Neuroprotection with hypothermic reperfusion and extracorporeal cardiopulmonary resuscitation - A randomized controlled animal trial of prolonged ventricular fibrillation cardiac arrest in rats.

Abstract

Extracorporeal cardiopulmonary resuscitation (ECPR) facilitates resuscitation with immediate and precise temperature control. This study aimed to determine the optimal reperfusion temperature to minimize neurological damage after ventricular fibrillation cardiac arrest (VFCA). Twenty-four rats were randomized (n = 8 per group) to normothermia (NT = 37°C), mild hypothermia (MH = 33°C) or moderate hypothermia (MOD = 27°C). The rats were subjected to 10 minutes of VFCA, before 15 minutes of ECPR at their respective target temperature.
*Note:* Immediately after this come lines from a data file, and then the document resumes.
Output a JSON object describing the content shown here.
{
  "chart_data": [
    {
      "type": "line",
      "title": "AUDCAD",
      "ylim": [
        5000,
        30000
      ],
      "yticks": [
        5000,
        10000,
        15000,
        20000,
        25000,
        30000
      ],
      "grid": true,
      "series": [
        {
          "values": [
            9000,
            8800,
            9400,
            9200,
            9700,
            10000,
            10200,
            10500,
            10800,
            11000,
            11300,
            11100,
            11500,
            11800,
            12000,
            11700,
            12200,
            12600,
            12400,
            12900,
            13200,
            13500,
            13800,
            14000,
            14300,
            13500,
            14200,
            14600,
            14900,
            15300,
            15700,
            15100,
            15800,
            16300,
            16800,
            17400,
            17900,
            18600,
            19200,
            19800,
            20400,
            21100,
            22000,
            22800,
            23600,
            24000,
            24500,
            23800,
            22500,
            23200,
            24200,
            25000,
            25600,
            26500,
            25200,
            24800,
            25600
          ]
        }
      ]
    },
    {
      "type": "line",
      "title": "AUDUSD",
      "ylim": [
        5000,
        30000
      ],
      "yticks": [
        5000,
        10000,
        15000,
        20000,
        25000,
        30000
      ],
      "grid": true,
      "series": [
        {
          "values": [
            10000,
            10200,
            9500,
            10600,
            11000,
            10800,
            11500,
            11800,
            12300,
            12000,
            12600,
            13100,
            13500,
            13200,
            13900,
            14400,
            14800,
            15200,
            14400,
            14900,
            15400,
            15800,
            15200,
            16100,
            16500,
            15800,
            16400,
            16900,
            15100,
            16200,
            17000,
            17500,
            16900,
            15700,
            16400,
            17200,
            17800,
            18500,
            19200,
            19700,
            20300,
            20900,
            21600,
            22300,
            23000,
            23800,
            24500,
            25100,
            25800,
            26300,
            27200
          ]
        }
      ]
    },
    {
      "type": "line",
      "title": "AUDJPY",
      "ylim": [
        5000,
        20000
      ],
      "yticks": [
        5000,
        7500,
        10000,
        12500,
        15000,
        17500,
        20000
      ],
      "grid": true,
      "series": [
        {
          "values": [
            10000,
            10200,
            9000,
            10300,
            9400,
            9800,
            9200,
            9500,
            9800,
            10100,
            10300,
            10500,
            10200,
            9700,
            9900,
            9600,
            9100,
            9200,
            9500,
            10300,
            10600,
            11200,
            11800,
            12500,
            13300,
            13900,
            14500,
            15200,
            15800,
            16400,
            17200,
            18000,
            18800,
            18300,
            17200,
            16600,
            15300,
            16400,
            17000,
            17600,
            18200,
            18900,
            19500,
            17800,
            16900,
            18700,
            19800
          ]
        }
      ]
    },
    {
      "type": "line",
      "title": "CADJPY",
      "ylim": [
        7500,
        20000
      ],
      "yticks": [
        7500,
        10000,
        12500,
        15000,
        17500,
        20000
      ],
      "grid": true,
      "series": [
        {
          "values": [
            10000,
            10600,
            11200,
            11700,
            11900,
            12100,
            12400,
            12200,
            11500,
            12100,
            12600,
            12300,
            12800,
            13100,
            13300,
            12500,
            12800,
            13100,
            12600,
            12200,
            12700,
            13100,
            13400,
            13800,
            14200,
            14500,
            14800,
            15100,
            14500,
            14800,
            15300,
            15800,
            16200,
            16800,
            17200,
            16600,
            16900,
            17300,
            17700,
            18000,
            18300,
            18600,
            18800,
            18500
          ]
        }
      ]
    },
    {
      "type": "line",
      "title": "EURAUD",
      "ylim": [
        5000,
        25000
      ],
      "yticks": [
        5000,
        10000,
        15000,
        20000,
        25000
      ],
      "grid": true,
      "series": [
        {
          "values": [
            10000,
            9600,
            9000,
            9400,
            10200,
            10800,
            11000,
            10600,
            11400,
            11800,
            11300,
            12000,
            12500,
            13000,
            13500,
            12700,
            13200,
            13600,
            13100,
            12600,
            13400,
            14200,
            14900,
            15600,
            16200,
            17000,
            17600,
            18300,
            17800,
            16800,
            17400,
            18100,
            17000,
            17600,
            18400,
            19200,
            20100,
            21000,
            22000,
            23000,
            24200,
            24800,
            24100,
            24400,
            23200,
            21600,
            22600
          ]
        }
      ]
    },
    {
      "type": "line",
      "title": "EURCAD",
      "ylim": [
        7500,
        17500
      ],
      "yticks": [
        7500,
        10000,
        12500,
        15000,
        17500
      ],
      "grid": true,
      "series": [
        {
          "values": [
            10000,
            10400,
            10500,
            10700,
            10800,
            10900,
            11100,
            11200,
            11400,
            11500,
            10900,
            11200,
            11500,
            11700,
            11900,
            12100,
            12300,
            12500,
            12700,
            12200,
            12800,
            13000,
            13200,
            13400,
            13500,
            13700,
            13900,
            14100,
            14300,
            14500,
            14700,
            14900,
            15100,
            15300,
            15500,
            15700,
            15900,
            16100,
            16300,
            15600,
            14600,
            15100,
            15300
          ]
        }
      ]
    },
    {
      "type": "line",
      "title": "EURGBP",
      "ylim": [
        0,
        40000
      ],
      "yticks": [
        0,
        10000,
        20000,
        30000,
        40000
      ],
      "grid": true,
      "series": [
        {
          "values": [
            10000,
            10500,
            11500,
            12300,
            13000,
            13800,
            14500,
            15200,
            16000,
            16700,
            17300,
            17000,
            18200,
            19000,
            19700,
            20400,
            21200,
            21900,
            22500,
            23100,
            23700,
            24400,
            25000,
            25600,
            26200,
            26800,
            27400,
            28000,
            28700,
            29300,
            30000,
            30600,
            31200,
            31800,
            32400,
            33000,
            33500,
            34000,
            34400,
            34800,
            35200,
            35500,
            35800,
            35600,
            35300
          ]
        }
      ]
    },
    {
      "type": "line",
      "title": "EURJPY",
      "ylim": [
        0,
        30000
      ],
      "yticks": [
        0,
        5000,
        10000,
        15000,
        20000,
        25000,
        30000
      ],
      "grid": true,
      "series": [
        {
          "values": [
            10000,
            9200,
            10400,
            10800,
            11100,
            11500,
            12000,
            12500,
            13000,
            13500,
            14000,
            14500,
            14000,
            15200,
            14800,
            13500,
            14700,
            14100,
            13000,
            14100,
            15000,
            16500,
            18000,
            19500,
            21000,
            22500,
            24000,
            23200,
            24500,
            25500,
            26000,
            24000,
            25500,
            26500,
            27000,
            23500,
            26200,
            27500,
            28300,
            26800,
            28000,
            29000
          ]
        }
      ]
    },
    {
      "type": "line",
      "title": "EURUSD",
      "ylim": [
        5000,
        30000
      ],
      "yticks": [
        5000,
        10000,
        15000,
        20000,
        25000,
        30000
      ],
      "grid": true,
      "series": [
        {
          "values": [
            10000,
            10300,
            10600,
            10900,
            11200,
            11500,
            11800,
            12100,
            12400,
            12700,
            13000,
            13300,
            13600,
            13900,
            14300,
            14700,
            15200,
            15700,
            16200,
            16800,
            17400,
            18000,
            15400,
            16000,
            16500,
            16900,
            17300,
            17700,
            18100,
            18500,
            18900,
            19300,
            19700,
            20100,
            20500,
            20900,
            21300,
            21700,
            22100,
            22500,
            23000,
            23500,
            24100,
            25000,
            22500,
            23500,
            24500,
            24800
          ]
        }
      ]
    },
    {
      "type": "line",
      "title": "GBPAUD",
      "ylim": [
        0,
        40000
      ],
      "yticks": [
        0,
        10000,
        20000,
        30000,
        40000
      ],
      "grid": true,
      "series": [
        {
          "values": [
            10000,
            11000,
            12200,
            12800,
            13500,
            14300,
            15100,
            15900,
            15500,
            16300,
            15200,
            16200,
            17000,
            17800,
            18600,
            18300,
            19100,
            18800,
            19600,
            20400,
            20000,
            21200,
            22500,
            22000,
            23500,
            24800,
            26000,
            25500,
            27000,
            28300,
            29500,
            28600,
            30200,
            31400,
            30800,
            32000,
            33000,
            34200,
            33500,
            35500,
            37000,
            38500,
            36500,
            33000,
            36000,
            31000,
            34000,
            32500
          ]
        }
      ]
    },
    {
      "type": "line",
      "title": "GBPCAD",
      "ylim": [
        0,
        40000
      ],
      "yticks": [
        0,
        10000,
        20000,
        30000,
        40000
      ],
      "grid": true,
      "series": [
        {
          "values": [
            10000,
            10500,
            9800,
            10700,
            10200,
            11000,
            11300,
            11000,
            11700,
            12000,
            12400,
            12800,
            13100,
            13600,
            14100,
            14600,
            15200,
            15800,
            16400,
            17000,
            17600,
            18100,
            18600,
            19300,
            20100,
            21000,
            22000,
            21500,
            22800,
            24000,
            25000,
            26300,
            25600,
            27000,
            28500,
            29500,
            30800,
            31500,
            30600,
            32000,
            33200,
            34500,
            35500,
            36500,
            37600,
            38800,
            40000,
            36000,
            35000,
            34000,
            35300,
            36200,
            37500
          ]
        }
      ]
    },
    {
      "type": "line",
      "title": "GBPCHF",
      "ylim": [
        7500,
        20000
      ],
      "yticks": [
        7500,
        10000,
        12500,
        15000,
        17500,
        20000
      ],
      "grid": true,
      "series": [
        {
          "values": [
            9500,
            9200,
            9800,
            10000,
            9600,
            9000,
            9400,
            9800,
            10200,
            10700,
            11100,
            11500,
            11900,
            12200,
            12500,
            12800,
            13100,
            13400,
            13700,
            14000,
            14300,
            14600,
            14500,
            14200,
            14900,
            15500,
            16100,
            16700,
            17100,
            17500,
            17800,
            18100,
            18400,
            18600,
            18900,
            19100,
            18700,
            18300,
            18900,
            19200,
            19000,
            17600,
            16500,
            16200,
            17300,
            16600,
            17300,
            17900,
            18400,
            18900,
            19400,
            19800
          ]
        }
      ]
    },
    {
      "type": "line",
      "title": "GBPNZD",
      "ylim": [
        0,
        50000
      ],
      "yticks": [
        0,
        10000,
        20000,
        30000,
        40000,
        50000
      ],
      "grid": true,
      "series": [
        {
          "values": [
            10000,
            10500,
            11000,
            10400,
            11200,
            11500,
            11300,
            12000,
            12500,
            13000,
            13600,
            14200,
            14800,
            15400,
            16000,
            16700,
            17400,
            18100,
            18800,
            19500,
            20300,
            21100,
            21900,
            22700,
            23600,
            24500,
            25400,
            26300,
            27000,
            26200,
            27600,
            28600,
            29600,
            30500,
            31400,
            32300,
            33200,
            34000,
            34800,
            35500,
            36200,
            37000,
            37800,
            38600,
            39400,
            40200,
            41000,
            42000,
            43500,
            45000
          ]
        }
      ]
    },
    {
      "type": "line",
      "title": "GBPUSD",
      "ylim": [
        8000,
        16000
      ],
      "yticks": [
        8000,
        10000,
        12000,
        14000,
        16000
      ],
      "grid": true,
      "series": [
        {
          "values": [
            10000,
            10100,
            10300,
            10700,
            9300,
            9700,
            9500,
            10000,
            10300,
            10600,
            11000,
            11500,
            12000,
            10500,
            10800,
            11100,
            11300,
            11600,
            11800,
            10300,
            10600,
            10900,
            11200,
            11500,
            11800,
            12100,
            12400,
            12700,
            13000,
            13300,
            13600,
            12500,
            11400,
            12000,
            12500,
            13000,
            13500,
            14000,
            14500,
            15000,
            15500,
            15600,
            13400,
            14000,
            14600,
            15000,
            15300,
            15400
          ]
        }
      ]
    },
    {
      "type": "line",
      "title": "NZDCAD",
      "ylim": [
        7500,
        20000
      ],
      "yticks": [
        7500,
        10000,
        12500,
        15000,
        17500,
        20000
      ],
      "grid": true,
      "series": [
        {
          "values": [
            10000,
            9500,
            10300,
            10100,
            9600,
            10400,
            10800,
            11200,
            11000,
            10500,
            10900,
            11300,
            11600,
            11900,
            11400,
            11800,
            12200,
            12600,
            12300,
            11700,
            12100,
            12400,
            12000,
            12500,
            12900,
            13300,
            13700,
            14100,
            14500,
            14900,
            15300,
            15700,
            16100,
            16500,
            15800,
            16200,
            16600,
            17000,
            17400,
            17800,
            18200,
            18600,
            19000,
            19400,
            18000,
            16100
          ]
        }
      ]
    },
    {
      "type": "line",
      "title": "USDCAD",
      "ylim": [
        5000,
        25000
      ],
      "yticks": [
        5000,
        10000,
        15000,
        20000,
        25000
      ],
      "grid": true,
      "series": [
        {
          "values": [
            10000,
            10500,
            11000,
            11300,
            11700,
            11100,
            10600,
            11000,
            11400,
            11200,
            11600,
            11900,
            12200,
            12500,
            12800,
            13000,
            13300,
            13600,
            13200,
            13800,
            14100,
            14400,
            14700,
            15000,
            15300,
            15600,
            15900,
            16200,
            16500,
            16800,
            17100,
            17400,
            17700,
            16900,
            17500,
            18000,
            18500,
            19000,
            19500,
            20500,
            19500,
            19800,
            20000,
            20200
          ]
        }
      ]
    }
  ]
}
After ECPR weaning, rats in the MOD group were rapidly rewarmed to 33°C, and temperature maintained at 33°C (MH/MOD) or 37°C (NT) for 12 hours before slow rewarming to normothermia (MH/MOD). The primary outcome was 30-day survival with overall performance category (OPC) 1 or 2 (1 = normal, 2 = slight disability, 3 = severe disability, 4 = comatose, 5 = dead). Secondary outcomes included awakening rate (OPC ≤ 3) and neurological deficit score (NDS, from 0 = normal to 100 = brain dead). The survival rate did not differ between reperfusion temperatures (NT = 25%, MH = 63%, MOD = 38%, p = 0.301). MH had the lowest NDS (NT = 4[IQR 3-4], MH = 2[1-2], MOD = 5[3-5], p = 0.044) and highest awakening rate (NT = 25%, MH = 88%, MOD = 75%, p = 0.024). In conclusion, ECPR with 33°C reperfusion did not statistically significantly improve survival after VFCA when compared with 37°C or 27°C reperfusion but was neuroprotective as measured by awakening rate and neurological function.